Past this, callable regular expressions complicate implementing callability and optimizations of it. Implementations supporting getters and setters (once purely as an extension, now standardized in ES5) must consider the case where the getter or setter is a regular expression and do something appropriate. And of course they must handle regular old calls, qualified (/a/()) and unqualified (({ p: /a/ }).p()) both. Mozilla’s had a solid trickle of bugs involving callable regular expressions, almost always filed as a result of Jesse‘s evil fuzzers (and not due to actual sites breaking).

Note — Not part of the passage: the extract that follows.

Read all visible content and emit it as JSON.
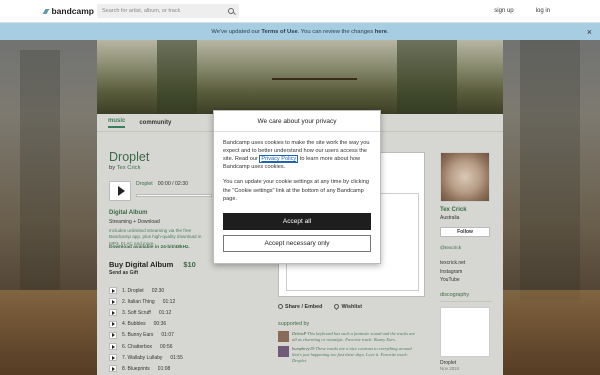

It’s also hard to justify callable regular expressions as an extension. While ECMAScript explicitly permits extensions, it generally prefers extensions to be new methods or properties of existing objects. Regular expression callability is neither of these: instead it’s adding an internal hook to regular expressions to make them callable. This might not technically be contrary to the spec, but it goes against its spirit.

Regular expressions won’t be callable in Firefox 5

No one’s ever really used callable regular expressions. They’re non-standard, not all browsers implement them, and they unnecessarily complicate implementations. So, in concert with other browser engines like WebKit, we’re making regular expressions non-callable in Firefox 5. (Regular expressions are callable in Firefox 4, but of course don’t rely on this.)

You can experiment with a version of Firefox with these changes by downloading a TraceMonkey nightly build. Trunk’s still locked down for Firefox 4, so it won’t pick up the change until Firefox 4 branches and trunk reopens for changes targeted at the next release. (Don’t forget to use the profile manager if you want to keep the settings you use with your primary Firefox installation pristine.)